Common elements in all row of a given matrix in Java

Here, in this page we will discuss the program to find the common elements in all row of a given matrix in Java Programming language. We will discuss algorithm along it’s code.

Common elements in all row of a given matrix in Java

Method 1 :

In this algorithm we will check for every element in first row, if that is present in other rows or not.

  • For checking the presence, take one variable count.
  • Now, run a loop from index 1 to M.
  • Take a variable flag =0;
  • Now, run a loop from index 0 to N, if (x==mat[i][j]) set flag =1 and break the loop.
  • After coming out from loop check if(flag==1) set, count++.
  • At last, check if count == M-1, print that value.

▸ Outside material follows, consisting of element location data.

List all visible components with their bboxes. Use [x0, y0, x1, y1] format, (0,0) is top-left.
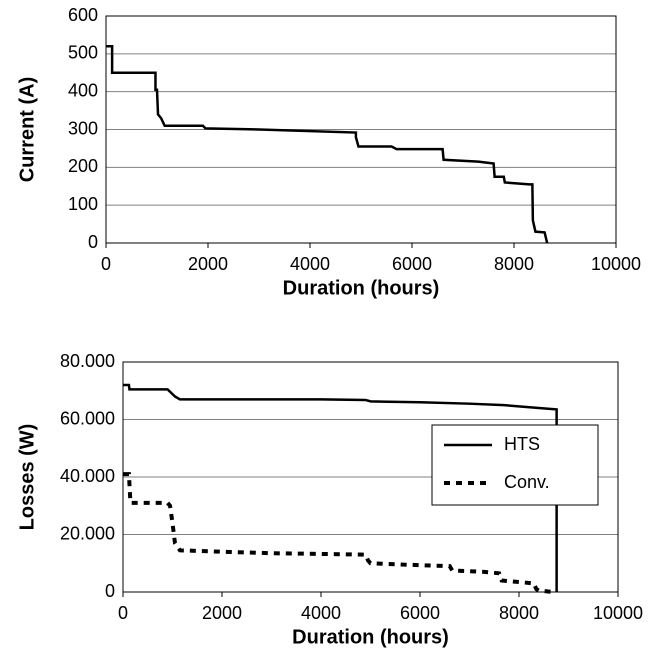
- y-tick-label: 0: [88, 232, 98, 252]
- x-tick-label: 6000: [400, 603, 440, 623]
- y-tick-label: 200: [68, 156, 98, 176]
- line-series: [123, 472, 554, 594]
- x-axis-title: Duration (hours): [292, 626, 449, 648]
- y-tick-label: 500: [68, 43, 98, 63]
- x-tick-label: 4000: [301, 603, 341, 623]
- legend-label: Conv.: [504, 472, 550, 492]
- line-series: [123, 383, 558, 592]
- y-tick-label: 80.000: [60, 351, 115, 371]
- x-tick-label: 10000: [593, 603, 643, 623]
- x-tick-label: 8000: [494, 254, 534, 274]
- y-tick-label: 60.000: [60, 408, 115, 428]
- y-tick-label: 300: [68, 118, 98, 138]
- y-tick-label: 40.000: [60, 466, 115, 486]
- x-tick-label: 2000: [188, 254, 228, 274]
- y-tick-label: 20.000: [60, 523, 115, 543]
- x-tick-label: 2000: [202, 603, 242, 623]
- x-tick-label: 4000: [290, 254, 330, 274]
- plot-frame: [105, 15, 617, 244]
- line-series: [106, 45, 549, 244]
- y-tick-label: 100: [68, 194, 98, 214]
- legend-label: HTS: [504, 434, 540, 454]
- legend-box: [431, 424, 599, 506]
- y-axis-title: Current (A): [16, 77, 38, 183]
- y-tick-label: 600: [68, 5, 98, 25]
- y-tick-label: 0: [105, 581, 115, 601]
- x-tick-label: 10000: [591, 254, 641, 274]
- y-tick-label: 400: [68, 80, 98, 100]
- x-tick-label: 0: [101, 254, 111, 274]
- x-tick-label: 8000: [499, 603, 539, 623]
- plot-frame: [122, 361, 619, 593]
- x-tick-label: 6000: [392, 254, 432, 274]
- x-tick-label: 0: [118, 603, 128, 623]
- x-axis-title: Duration (hours): [283, 277, 440, 299]
- y-axis-title: Losses (W): [16, 424, 38, 531]
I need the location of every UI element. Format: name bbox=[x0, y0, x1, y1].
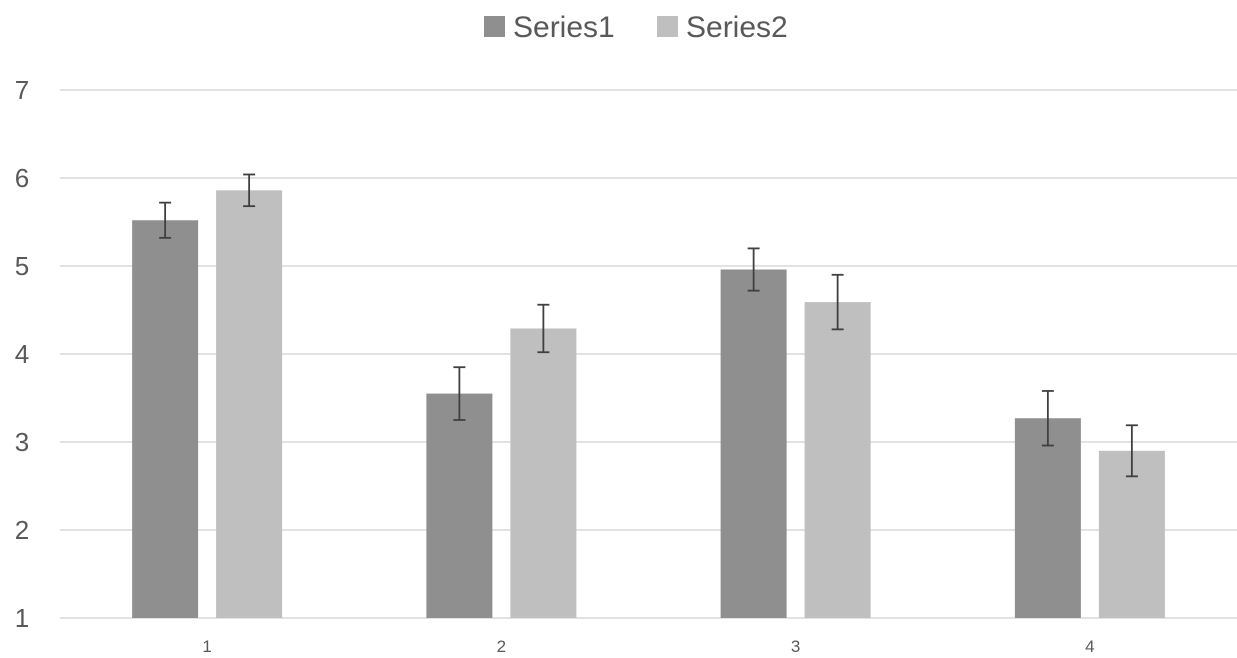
y-tick-label: 2 bbox=[15, 515, 29, 545]
y-tick-label: 4 bbox=[15, 339, 29, 369]
bars bbox=[132, 190, 1165, 619]
x-tick-label: 1 bbox=[202, 637, 211, 656]
y-axis-ticks: 1 2 3 4 5 6 7 bbox=[15, 75, 29, 633]
error-bars bbox=[159, 173, 1138, 478]
y-tick-label: 1 bbox=[15, 603, 29, 633]
legend-swatch-series1 bbox=[484, 16, 505, 37]
y-tick-label: 6 bbox=[15, 163, 29, 193]
bar-series1-1 bbox=[132, 220, 199, 619]
legend-swatch-series2 bbox=[657, 16, 678, 37]
legend-label-series1: Series1 bbox=[513, 11, 615, 44]
x-axis-ticks: 1 2 3 4 bbox=[202, 637, 1094, 656]
bar-series1-4 bbox=[1014, 418, 1081, 618]
bar-series2-4 bbox=[1098, 450, 1165, 618]
x-tick-label: 4 bbox=[1085, 637, 1094, 656]
bar-series1-3 bbox=[720, 269, 787, 618]
bar-series2-1 bbox=[216, 190, 283, 618]
x-tick-label: 2 bbox=[497, 637, 506, 656]
y-tick-label: 5 bbox=[15, 251, 29, 281]
bar-series1-2 bbox=[426, 393, 493, 618]
bar-series2-3 bbox=[804, 302, 871, 618]
y-tick-label: 3 bbox=[15, 427, 29, 457]
legend-label-series2: Series2 bbox=[686, 11, 788, 44]
y-tick-label: 7 bbox=[15, 75, 29, 105]
legend: Series1 Series2 bbox=[484, 11, 788, 44]
bar-series2-2 bbox=[510, 328, 577, 618]
x-tick-label: 3 bbox=[791, 637, 800, 656]
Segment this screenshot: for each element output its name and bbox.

Time and Space Complexity :

  • Time complexity: O(M*M*N)
  • Space complexity: O(1)
Common Element in all rows of the matrix

Method 1 : Code in Java

Run
class Main
{
   
    public static void main(String args[])
    {
        int mat[][] = {{10, 20, 30, 40},
                       {15, 25, 35, 30},
                       {27, 30, 37, 48},
                       {32, 33, 39, 30}};
        
        int N=4, M=4;
        
        for (int j = 0; j < N; j++){   
            int x = mat[0][j], count = 0;
            
            for (int i = 1; i < M; i++){
                int flag = 0;
                    for(int k = 0; k < N; k++){
                        if(x==mat[i][k]){
                            flag = 1;
                            mat[i][k] = -1;
                            break;
                        }        
                    }
                if(flag==1){
                    count++;   
            }
        }
        
        if (count==M-1)
           System.out.print(x);
            
        }
    }
}
 

Output :

30

Method 2:

  • In this method we will use map.
  • We initially insert all elements of the first row in an map.
  • For every other element in remaining rows, we check if it is present in the map.
  • If it is present in the map and is not duplicated in current row, we increment count of the element in map by 1, else we ignore the element.
  • If the currently traversed row is the last row, we print the element if it has appeared m-1 times before. 

Method 2 : Code in Java

Run
import java.util.*;
 
class Main
{
    static int M = 4;
    static int N =5;
     
    static void printCommonElements(int mat[][])
    {
     
        Map<Integer,Integer> mp = new HashMap<>();
         
        for (int j = 0; j < N; j++)
            mp.put(mat[0][j],1);
             
        for (int i = 1; i < M; i++)
        {
            for (int j = 0; j < N; j++)
            {
                if (mp.get(mat[i][j]) != null && mp.get(mat[i][j]) == i)
                {
                    mp.put(mat[i][j], i + 1);
                    if (i == M - 1)
                        System.out.print(mat[i][j] + " ");
                }
            }
        }
    }
    public static void main(String[] args)
    {
        int mat[][] =
        {
            {1, 2, 1, 4, 8},
            {3, 7, 8, 5, 1},
            {8, 7, 7, 3, 1},
            {8, 1, 2, 7, 9},
        };
     
        printCommonElements(mat);
    }
}

Output :

8 1